統合思考

統合思考とは(一言でいうと)
統合思考(Integrated Thinking)とは、「売上や利益といった数字」(財務情報)と「人や社会への想い」(非財務情報)をバラバラにせず、結び付けて考えることで、価値創造を行う経営のあり方です。

就活に例えるなら、テストの点数や資格(財務・数字)だけで判断するのではなく、その裏にある「どんな経験をして、何を学んできたか(非財務・ストーリー)」をセットにして、その人の本当の魅力(企業価値)を判断するようなもの。
キーワード解説
これまでの企業経営では、売上や利益といった「数字」を出すことが最も重要視されてきました。 しかし、数字だけを追い求めて社員を使い捨てにしたり、環境を壊したりする経営では、長く生き残ることは難しい時代になっています。
そこで注目されているのが「統合思考」です。
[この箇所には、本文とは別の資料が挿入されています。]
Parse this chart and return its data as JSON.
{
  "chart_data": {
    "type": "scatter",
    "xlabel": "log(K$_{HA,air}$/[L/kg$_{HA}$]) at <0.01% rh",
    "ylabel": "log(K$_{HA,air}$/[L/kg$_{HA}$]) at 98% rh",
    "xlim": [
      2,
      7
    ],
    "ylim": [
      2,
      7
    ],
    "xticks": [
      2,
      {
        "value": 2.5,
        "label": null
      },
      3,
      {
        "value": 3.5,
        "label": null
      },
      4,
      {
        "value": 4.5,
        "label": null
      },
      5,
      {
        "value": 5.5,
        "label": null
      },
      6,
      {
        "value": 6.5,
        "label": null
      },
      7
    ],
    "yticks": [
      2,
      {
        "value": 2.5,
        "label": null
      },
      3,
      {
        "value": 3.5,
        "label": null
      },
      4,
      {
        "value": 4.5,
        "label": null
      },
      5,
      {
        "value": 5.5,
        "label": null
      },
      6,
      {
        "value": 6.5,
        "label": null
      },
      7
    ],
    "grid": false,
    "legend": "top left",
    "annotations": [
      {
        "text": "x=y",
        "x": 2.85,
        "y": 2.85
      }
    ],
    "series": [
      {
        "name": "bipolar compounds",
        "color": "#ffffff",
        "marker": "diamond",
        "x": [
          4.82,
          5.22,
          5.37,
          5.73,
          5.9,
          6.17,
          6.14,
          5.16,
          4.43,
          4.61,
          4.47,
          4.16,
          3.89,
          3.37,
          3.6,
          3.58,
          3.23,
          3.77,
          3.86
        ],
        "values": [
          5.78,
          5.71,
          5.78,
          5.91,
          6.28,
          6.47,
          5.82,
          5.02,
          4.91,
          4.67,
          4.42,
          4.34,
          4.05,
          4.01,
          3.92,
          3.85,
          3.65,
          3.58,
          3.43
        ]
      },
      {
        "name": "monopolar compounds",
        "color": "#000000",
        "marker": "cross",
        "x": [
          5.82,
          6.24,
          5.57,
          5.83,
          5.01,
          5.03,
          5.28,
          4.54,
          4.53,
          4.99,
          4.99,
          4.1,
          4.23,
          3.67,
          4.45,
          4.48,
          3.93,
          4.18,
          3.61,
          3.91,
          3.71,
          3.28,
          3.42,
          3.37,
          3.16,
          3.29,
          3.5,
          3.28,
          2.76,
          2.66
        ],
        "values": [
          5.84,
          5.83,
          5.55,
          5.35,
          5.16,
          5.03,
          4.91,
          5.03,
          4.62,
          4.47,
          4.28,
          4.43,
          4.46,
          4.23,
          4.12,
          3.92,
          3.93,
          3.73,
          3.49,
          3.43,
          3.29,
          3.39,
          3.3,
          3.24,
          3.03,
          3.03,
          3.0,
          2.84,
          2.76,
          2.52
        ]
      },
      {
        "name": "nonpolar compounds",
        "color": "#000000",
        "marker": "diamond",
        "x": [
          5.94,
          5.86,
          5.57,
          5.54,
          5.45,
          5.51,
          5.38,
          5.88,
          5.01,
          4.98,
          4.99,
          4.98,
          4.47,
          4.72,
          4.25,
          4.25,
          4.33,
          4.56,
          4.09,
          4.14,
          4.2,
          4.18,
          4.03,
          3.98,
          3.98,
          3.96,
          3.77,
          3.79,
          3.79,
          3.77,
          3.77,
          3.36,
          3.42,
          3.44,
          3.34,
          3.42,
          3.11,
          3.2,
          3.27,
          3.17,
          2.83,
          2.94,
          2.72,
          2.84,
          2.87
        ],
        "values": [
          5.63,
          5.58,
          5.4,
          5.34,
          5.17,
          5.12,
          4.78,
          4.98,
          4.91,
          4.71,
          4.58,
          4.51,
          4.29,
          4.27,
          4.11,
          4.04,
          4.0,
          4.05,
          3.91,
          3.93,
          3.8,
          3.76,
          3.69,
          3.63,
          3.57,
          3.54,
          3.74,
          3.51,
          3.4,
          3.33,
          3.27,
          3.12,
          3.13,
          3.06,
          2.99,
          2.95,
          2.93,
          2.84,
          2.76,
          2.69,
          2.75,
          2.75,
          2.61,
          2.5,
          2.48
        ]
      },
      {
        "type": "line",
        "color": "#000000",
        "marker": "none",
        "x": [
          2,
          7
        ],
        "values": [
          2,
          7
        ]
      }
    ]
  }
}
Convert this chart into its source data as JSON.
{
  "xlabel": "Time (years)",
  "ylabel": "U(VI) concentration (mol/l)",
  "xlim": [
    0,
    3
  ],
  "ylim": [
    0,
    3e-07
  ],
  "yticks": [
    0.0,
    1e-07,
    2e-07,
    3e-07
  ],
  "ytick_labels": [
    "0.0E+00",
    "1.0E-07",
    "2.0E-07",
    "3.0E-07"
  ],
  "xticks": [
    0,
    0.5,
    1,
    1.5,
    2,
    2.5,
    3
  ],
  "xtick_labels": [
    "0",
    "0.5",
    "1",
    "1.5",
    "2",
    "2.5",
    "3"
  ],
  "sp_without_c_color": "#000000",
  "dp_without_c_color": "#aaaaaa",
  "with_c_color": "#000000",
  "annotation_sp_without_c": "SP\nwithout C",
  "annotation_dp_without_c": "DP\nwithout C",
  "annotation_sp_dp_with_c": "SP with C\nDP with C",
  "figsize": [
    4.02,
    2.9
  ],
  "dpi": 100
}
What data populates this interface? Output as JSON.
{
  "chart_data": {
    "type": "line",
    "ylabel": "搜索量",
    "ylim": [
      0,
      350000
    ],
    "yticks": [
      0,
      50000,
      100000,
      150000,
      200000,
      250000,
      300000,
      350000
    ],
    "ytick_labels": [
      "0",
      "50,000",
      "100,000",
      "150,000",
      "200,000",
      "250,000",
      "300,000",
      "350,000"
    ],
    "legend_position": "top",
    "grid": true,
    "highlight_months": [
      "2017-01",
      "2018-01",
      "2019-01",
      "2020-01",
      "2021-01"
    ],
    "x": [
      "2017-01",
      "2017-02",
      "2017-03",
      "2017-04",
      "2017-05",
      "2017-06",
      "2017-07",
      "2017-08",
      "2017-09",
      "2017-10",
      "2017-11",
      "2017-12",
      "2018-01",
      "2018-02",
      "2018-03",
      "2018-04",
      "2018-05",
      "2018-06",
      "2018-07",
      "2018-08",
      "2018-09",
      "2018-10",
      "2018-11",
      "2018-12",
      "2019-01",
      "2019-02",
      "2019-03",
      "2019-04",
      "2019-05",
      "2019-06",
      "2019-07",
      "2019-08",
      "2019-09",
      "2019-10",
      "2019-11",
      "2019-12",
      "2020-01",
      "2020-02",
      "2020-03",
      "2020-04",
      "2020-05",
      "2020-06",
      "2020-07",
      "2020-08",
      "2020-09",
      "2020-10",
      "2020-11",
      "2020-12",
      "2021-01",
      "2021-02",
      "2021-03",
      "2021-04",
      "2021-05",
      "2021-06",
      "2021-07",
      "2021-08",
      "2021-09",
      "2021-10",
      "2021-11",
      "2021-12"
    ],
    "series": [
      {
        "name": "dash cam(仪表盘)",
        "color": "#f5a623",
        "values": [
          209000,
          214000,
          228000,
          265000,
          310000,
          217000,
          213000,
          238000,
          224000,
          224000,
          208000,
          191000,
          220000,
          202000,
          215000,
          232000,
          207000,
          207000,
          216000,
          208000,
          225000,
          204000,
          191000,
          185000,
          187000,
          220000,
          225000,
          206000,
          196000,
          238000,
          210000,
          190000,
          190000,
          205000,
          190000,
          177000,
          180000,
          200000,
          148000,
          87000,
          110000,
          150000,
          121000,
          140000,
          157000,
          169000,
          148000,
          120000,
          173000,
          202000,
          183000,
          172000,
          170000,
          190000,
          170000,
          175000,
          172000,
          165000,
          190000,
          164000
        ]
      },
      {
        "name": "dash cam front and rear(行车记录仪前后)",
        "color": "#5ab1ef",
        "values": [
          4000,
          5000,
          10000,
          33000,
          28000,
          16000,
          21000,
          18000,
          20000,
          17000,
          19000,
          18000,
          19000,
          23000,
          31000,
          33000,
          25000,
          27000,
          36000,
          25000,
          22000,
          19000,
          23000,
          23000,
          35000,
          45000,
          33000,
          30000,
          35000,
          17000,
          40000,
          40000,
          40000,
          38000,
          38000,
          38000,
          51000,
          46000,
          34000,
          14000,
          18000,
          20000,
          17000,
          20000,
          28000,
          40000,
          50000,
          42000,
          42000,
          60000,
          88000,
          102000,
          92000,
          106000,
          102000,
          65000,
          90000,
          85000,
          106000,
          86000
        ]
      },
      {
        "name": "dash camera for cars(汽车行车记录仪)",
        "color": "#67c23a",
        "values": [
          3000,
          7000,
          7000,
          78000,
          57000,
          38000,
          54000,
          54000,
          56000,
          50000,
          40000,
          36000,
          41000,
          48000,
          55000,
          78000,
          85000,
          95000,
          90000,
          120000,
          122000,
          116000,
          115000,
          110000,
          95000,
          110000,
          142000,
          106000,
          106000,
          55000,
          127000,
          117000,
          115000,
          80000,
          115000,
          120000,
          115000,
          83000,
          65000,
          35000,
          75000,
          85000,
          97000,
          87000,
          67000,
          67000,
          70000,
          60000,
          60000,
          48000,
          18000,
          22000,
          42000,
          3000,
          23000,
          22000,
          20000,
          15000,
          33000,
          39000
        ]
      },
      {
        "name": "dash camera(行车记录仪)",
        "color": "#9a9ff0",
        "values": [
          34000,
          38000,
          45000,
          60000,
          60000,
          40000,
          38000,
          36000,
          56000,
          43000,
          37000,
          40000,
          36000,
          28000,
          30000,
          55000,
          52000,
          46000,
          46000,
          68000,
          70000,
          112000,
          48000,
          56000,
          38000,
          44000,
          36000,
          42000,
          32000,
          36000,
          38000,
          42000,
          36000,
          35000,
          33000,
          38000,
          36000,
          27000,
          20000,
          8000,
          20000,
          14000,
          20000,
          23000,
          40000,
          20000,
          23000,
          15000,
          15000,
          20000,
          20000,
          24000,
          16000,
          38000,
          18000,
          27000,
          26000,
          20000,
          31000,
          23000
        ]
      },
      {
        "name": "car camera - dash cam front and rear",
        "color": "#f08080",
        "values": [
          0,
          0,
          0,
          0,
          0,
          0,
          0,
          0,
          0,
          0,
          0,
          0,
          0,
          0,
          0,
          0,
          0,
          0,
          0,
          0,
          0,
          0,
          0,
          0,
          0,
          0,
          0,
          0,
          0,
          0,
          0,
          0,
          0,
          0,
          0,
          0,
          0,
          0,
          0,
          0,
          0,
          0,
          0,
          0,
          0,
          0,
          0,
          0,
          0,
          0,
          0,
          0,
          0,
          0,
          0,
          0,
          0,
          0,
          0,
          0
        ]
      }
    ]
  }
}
これは、以下の2つを「つながったもの」として捉える考え方です。
- 財務情報:売上や利益など、現在の結果を数字で示したもの
- 非財務情報:人材育成、環境への配慮、企業の理念など、目に見えない強みや想い
「統合思考」がある企業は、「社員がやりがいを持って働いているから、良い製品が生まれ、10年後の利益につながる」といったストーリーを描いています。 数字の背景にある「想い」が、どうやって未来の利益を作るのかを一貫して考えるのが、統合思考の本質です。
統合報告書を読み解くヒント
企業の「統合思考」の深さを知るには、統合報告書の中にある 価値創造ストーリー(企業の価値創造を物語として示す部分)や、価値創造モデル(価値創造の仕組みを構造として図示した部分) をチェックしてみてください。
この図の中に、企業の強みや社会貢献が、どうやって将来の成長に結びつくのかが描かれています。
ここを、チェック!
- 「人材育成」や「社風」といった要素が、単なる「いいこと」として書かれているだけでなく、最終的に「会社の成長」につながる納得感のある矢印(ストーリー)で結ばれていますか?
このつながりがしっかりしている企業ほど、目先の利益だけでなく未来を見据えた経営ができていると言えます。
ワンポイント

売上はいいけれど、人を大切にする姿勢が見えない会社は、統合思考が足りないかもしれない。 逆に、今は数字が苦しくても、未来への投資やつながりを熱く語っている会社は、これから大きく成長する可能性がある。
面接で「御社の価値創造ストーリーにある、この強みがどう利益につながるのか具体的に知りたいです」なんて質問ができたら、企業を見る目があるなと驚かれるかもしれない!